I eat a plant based diet so I've only made beans in the IP, including garbanzos for homemade hummus. 

Some of the recipe sites listed earlier in this thread look intriguing. Would love to have people share their IP, pressure cooker, and air fryer experiences, recipes and favorite website here.


----------



## katlupe (Jul 16, 2022)

I have one and use it almost daily but most of my recipes, except for yogurt are meat based. I love mine though and find it makes cooking so much easier.


----------



## RadishRose (Jul 16, 2022)

RadishRose said:


> I've had 2 pressure cookers. Cooking time is amazingly fast! Things seem to have a different "taste" from a pressure cooker, not bad, just different. You could taste when something is cooked under pressure. I've lost my gaskets during moves.
> 
> However, food tastes much better than when cooked all day in a crock pot IMO.


Back then I had blown my gaskets. Hah. I have since bought another, stainless steel lined aluminum. I like it.
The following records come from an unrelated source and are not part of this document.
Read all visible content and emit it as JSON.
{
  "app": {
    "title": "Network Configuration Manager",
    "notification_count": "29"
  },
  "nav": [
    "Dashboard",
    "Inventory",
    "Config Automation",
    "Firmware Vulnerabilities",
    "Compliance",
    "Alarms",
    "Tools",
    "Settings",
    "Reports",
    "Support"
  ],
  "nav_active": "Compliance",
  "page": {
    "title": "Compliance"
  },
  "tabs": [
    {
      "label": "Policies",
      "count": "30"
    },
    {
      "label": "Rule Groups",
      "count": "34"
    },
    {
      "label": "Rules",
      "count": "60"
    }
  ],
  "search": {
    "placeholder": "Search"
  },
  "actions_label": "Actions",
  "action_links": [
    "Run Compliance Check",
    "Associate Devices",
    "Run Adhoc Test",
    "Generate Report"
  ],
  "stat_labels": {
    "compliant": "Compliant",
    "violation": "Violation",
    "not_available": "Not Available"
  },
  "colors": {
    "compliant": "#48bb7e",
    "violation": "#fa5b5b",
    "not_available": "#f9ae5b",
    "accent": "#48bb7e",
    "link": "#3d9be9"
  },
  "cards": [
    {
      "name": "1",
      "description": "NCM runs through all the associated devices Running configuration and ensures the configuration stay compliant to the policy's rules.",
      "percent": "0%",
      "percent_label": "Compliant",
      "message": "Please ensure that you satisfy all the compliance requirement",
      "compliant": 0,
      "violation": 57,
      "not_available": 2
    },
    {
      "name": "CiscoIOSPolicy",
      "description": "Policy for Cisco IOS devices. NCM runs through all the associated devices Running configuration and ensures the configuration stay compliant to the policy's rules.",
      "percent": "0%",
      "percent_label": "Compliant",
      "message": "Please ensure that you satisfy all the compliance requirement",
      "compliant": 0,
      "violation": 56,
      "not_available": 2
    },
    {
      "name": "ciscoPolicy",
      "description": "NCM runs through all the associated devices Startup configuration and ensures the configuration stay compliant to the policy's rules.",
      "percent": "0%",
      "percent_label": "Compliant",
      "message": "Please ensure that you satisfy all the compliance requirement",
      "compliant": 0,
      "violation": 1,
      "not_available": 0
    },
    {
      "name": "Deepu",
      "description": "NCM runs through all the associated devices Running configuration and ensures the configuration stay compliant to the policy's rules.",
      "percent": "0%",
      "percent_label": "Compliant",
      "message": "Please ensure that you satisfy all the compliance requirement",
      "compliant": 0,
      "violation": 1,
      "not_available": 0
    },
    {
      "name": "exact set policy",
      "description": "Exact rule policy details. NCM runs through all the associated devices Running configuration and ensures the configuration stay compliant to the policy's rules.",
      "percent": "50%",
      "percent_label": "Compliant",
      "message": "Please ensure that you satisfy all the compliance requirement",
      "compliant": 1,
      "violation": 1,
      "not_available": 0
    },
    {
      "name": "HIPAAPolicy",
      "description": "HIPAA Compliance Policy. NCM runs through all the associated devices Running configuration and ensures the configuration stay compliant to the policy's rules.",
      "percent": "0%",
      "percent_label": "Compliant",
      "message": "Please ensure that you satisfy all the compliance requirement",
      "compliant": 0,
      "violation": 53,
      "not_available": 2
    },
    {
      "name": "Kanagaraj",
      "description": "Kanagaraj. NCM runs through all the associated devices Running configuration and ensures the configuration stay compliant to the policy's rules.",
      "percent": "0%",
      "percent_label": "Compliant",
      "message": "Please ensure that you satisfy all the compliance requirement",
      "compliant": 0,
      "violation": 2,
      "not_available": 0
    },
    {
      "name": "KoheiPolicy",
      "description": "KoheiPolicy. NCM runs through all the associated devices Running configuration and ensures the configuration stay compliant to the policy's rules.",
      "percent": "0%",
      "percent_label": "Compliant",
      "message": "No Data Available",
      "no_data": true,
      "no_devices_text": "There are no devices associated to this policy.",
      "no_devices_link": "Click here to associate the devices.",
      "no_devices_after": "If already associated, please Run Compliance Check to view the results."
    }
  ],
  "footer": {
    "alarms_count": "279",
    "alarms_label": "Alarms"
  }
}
I also said "food tastes much better than when cooked all day in a crock pot IMO." I don't like food from a crock pot... pulled pork is the only exception, but even that is better slow roasted in the oven.


----------



## StarSong (Jul 16, 2022)

RadishRose said:


> Back then I had blown my gaskets. Hah. I have since bought another, stainless steel lined aluminum. I like it.
> 
> I also said "food tastes much better than when cooked all day in a crock pot IMO." I don't like food from a crock pot... pulled pork is the only exception, but even that is better slow roasted in the oven.


My crock pot is about 40 years old, but I haven't cooked in it for a couple of decades.  I use it to keep sauces, meatballs, or other foods at proper, safe (hot) temperatures during parties.

What appeals to me about an IP is that it doesn't take all day to cook.


----------



## Just Jeff (Jul 16, 2022)

C'est Moi said:


> I need some new recipe ideas, please.





C'est Moi said:


> Thanks, everyone. I have had pressure cookers since forever; starting with the old rockin' release Presto stovetop model when dinosaurs roamed the earth.


Take one 600 lb slab of brontosaurus rib (ORGANIC!) ,   slice into easy 200 lb pieces,  place in cooker and cook for 3 million years,  then season to taste.  
Feeds a large family.


----------



## Pepper (Jul 16, 2022)

I don't have an instant pot, but I can have pot instantly.


----------



## Lee (Jul 16, 2022)

I have thought about getting one but notice the thrift stores have a lot of them on the shelves so I wonder if they are just another fad. Maybe it is something to do with cleaning them. Air fryers are all the rage too but I suppose each new appliance has it's good and bad points.

I use my crock pot a few times a month, prefer stove top or convection oven.


----------



## Tish (Jul 16, 2022)

These look yummy.

https://themodernproper.com/20-best-instant-pot-recipes


----------